Le soleil s’est couché, Suzan m’a redéposé à l’hostel et est rentrée chez elle passer la soirée avec ses vieux. Je retrouve mon pote Mike dans le salon. On reste là jusque bien tard, à bosser côté à côte sur nos ordis et surtout à se taper des fous rires XXL en décrivant à notre manière chacune des pièces de la maison.

Ca parait pas drôle dit comme ça, mais chaque pièce est spéciale, limite digne d’un sketche. Commençons par la cave, aménagée en sorte de luna-park du siècle dernier, sombre et humide à en attraper un rhume et au sol en terre battue recouvert de tapis. Bill y a installé ce qu’il appelle les mini-showers, qui, comme leur nom l’indique, sont plus minis que showers, il y a aussi aménagé deux chambres, qu’on surnommera naturellement « le saloir » (parfaite pour tourner un film d’horreur), et « la chute d’eau » (bruit de chasse de toilettes plutôt inspirant).

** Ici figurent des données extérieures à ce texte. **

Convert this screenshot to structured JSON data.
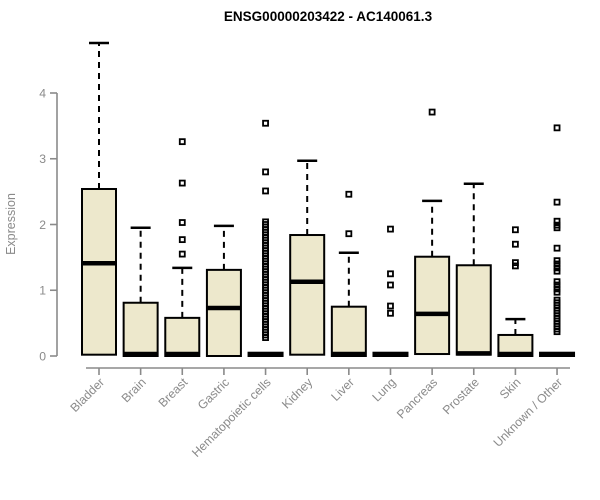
{
  "title": "ENSG00000203422 - AC140061.3",
  "chart_data": {
    "type": "boxplot",
    "title": "ENSG00000203422 - AC140061.3",
    "xlabel": "",
    "ylabel": "Expression",
    "ylim": [
      0,
      4.8
    ],
    "yticks": [
      0,
      1,
      2,
      3,
      4
    ],
    "grid": false,
    "legend": "none",
    "categories": [
      "Bladder",
      "Brain",
      "Breast",
      "Gastric",
      "Hematopoietic cells",
      "Kidney",
      "Liver",
      "Lung",
      "Pancreas",
      "Prostate",
      "Skin",
      "Unknown / Other"
    ],
    "series": [
      {
        "label": "Bladder",
        "whisker_low": 0.02,
        "q1": 0.02,
        "median": 1.41,
        "q3": 2.54,
        "whisker_high": 4.76,
        "outliers": []
      },
      {
        "label": "Brain",
        "whisker_low": 0.0,
        "q1": 0.0,
        "median": 0.03,
        "q3": 0.81,
        "whisker_high": 1.95,
        "outliers": []
      },
      {
        "label": "Breast",
        "whisker_low": 0.0,
        "q1": 0.0,
        "median": 0.03,
        "q3": 0.58,
        "whisker_high": 1.34,
        "outliers": [
          3.26,
          2.63,
          2.03,
          1.77,
          1.55
        ]
      },
      {
        "label": "Gastric",
        "whisker_low": 0.0,
        "q1": 0.0,
        "median": 0.73,
        "q3": 1.31,
        "whisker_high": 1.98,
        "outliers": []
      },
      {
        "label": "Hematopoietic cells",
        "whisker_low": 0.0,
        "q1": 0.0,
        "median": 0.02,
        "q3": 0.05,
        "whisker_high": 0.05,
        "outliers": [
          3.54,
          2.8,
          2.51,
          2.04,
          2.0,
          1.96,
          1.92,
          1.88,
          1.84,
          1.8,
          1.76,
          1.72,
          1.68,
          1.64,
          1.6,
          1.56,
          1.52,
          1.48,
          1.44,
          1.4,
          1.36,
          1.32,
          1.28,
          1.24,
          1.2,
          1.16,
          1.12,
          1.08,
          1.04,
          1.0,
          0.96,
          0.92,
          0.88,
          0.84,
          0.8,
          0.76,
          0.72,
          0.68,
          0.64,
          0.6,
          0.56,
          0.52,
          0.48,
          0.44,
          0.4,
          0.36,
          0.32,
          0.28
        ]
      },
      {
        "label": "Kidney",
        "whisker_low": 0.02,
        "q1": 0.02,
        "median": 1.13,
        "q3": 1.84,
        "whisker_high": 2.97,
        "outliers": []
      },
      {
        "label": "Liver",
        "whisker_low": 0.0,
        "q1": 0.0,
        "median": 0.03,
        "q3": 0.75,
        "whisker_high": 1.57,
        "outliers": [
          2.46,
          1.86
        ]
      },
      {
        "label": "Lung",
        "whisker_low": 0.0,
        "q1": 0.0,
        "median": 0.02,
        "q3": 0.05,
        "whisker_high": 0.05,
        "outliers": [
          1.93,
          1.25,
          1.08,
          0.76,
          0.65
        ]
      },
      {
        "label": "Pancreas",
        "whisker_low": 0.03,
        "q1": 0.03,
        "median": 0.64,
        "q3": 1.51,
        "whisker_high": 2.36,
        "outliers": [
          3.71
        ]
      },
      {
        "label": "Prostate",
        "whisker_low": 0.02,
        "q1": 0.02,
        "median": 0.04,
        "q3": 1.38,
        "whisker_high": 2.62,
        "outliers": []
      },
      {
        "label": "Skin",
        "whisker_low": 0.0,
        "q1": 0.0,
        "median": 0.03,
        "q3": 0.32,
        "whisker_high": 0.56,
        "outliers": [
          1.92,
          1.7,
          1.42,
          1.37
        ]
      },
      {
        "label": "Unknown / Other",
        "whisker_low": 0.0,
        "q1": 0.0,
        "median": 0.02,
        "q3": 0.05,
        "whisker_high": 0.05,
        "outliers": [
          3.47,
          2.34,
          2.05,
          1.99,
          1.95,
          1.64,
          1.45,
          1.4,
          1.34,
          1.29,
          1.13,
          1.08,
          1.02,
          0.97,
          0.85,
          0.81,
          0.77,
          0.73,
          0.69,
          0.65,
          0.61,
          0.57,
          0.53,
          0.49,
          0.45,
          0.41,
          0.37
        ]
      }
    ],
    "colors": {
      "box_fill": "#EDE8CC",
      "box_stroke": "#000000",
      "median": "#000000",
      "whisker": "#000000",
      "outlier_stroke": "#000000",
      "axis": "#8a8a8a",
      "title_color": "#000000",
      "background": "#ffffff"
    }
  }
}
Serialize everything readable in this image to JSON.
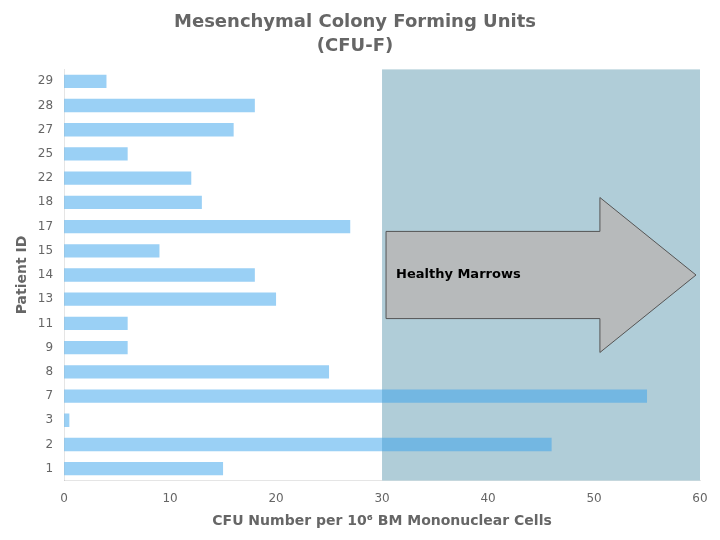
{
  "chart_data": {
    "type": "bar",
    "orientation": "horizontal",
    "title": "Mesenchymal Colony Forming Units",
    "subtitle": "(CFU-F)",
    "xlabel": "CFU Number per 10⁶ BM Mononuclear Cells",
    "ylabel": "Patient ID",
    "categories": [
      "1",
      "2",
      "3",
      "7",
      "8",
      "9",
      "11",
      "13",
      "14",
      "15",
      "17",
      "18",
      "22",
      "25",
      "27",
      "28",
      "29"
    ],
    "values": [
      15,
      46,
      0.5,
      55,
      25,
      6,
      6,
      20,
      18,
      9,
      27,
      13,
      12,
      6,
      16,
      18,
      4
    ],
    "xlim": [
      0,
      60
    ],
    "xticks": [
      0,
      10,
      20,
      30,
      40,
      50,
      60
    ],
    "grid": false,
    "annotations": [
      {
        "text": "Healthy Marrows",
        "x": [
          30,
          60
        ],
        "color": "#b0cdd8"
      }
    ]
  }
}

Au rez-de-chaussée, c’est un peu mieux, mais à peine. La chambre 3, un dortoir, pue la décharge à plein nez, faut dire qu’il y a un gars qui y dort depuis 2 jours non-stop. S’il ne ronflait pas, on pourrait croire que son corps est en décomposition, un vrai putois. Et puis, la chambre 3A, la prison, MA prison, qui, comme son nom l’indique est attenante à la chambre 3. Ce que l’histoire ne dit pas c’est qu’il faut traverser la chambre 3 pour pouvoir y entrer, et qu’une fois à l’intérieur, l’absence de poignée pour verrouiller la porte oblige à utiliser une vieille boite de soupe en conserve en guise de verrou… Je pourrais continuer pendant des heures, mais je vois bien que ça vous fait pas rire!

Tout ça pour dire qu’on s’est amusé, d’abord avec Suzan, puis avec Mike à donner des noms à chaque pièce de la maison, aussi petite soit-elle. En vrac, et juste dans le but égoïste de m’en souvenir quand je relirai ce texte devant le futur écran d’ordi de mon prochain ex-boulot : « le saloir », « the waterfall », « the prison », « the dumpster », « the Limo » (numéro 1), « Mike’s room », « the princess room », the sun », et j’en oublie, et des meilleures.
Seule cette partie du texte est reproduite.